Recovery processes that typically provide products which can be used as fertilizers are limited to the field of digestate processing. This is obtained from the anaerobic digestion of organic waste, in a product with levels of nitrogen, phosphorus and potassium that make it suitable for use in agriculture. The digestate is rich in soluble organic matter, nitrogen, phosphorus and potassium, but at a relatively low concentration (less than 0.5%); thus, it is expensive to distribute to its destinations and apply to the soil. To provide commercially viable concentrations of these nutrients, a water evaporation process is required, which in turn requires thermal energy at low cost to make the process profitable. This energy is available in the waste-to-energy process through the use of the biogas produced in digesters, with or without cogeneration engines. Thus, it is virtually free to provide hot water (at about 90°C), which is used in multiple effect vacuum evaporators to achieve nutrient concentrations of about 35% as dry matter. This concentrated product can then be packaged and sold in bulk, providing a good income for farms with this technology. One of the added benefits of this concentrated fertilizer, made from the liquid digestate fraction of cattle manure, is that it is an “organic and natural” product, with all pathogenic microorganisms, antibiotics and hormones removed, thanks to the long retention period in the digester.
The essential element needed by crops is nitrogen, preferably as nitrate and partially in the form of ammonium, phosphorus, potassium, calcium, magnesium and sulphur, along with a series of micro-nutrients (e.g. iron, manganese, zinc, copper, molybdenum and boron). However, soluble carbon, in the form of humic substances (fulvic acid and humic acid), plays a critical role in the uptake and processing of these nutrients by the plant material. One of the aspects that most worries the farmer is the possible presence of pathogenic microorganisms, which are typical in manure.
Indirect re-contamination of the liquid fraction in digesters can be a problem; however this can be removed by the long residence times in the digester and the technology applied in the concentration process. The latter includes the use of ultrafiltration membranes (which remove all types of pathogens, bacteria, viruses and even pyrogens) and the thermal shock received during the concentration process with the evaporators that sterilise the fertiliser product obtained.
The mineral nutrient recovery process depends primarily on the composition of the starting industrial by-product. In general, it is based on the use of a series of processes and techniques that separate the main compounds of interest (ammonium nitrate, superphosphate Ca(H2PO4)2, ammonium phosphate, potassium chloride, potassium sulphate, calcium sulphate, calcium chloride, magnesium sulphate, calcium carbonate, etc.), followed by vacuum evaporation stages and crystallisation, to prepare the compounds in a solid state and with high purity.
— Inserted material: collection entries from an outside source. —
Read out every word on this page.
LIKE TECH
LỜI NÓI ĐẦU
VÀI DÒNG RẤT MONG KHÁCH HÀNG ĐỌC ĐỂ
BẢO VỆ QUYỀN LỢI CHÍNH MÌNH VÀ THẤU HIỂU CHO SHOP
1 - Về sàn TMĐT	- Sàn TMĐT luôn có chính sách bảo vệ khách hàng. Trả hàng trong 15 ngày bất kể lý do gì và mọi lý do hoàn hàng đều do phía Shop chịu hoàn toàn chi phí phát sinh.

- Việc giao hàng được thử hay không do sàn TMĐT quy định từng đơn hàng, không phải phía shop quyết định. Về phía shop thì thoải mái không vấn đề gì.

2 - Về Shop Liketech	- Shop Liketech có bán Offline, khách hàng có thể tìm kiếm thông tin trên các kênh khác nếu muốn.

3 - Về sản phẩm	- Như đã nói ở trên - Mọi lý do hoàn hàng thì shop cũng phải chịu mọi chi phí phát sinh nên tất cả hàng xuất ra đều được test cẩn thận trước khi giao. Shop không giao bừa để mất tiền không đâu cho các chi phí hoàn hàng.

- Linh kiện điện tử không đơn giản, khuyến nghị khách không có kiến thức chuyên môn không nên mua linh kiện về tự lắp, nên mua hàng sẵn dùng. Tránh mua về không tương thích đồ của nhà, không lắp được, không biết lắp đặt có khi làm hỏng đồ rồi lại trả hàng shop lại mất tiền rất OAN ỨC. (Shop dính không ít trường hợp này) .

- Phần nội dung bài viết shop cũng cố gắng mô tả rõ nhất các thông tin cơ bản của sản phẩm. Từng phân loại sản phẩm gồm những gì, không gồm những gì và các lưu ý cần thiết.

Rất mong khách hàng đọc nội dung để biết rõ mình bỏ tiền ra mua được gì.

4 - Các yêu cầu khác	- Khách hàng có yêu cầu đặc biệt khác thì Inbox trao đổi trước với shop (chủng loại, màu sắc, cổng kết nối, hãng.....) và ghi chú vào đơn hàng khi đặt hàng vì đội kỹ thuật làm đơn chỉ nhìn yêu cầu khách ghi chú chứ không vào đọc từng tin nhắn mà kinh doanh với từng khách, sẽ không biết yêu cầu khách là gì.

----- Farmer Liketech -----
Thus, high value-added fertilizers (i.e. balanced in their composition, having slow release, defined properties, specific to each application) can be produced via a completely environmentally sustainable process at relatively low cost. The organic fertilizer concentrate obtained (about 35% dry matter) can have a market value of between €250-350/ton. There are operating costs of around 30% of the market value of the product; however, the costs of concentration are offset by the available heat energy (e.g. electricity and consumables). Thus, the profit obtained allows for a very rapid payback of the investment, in usually less than two years.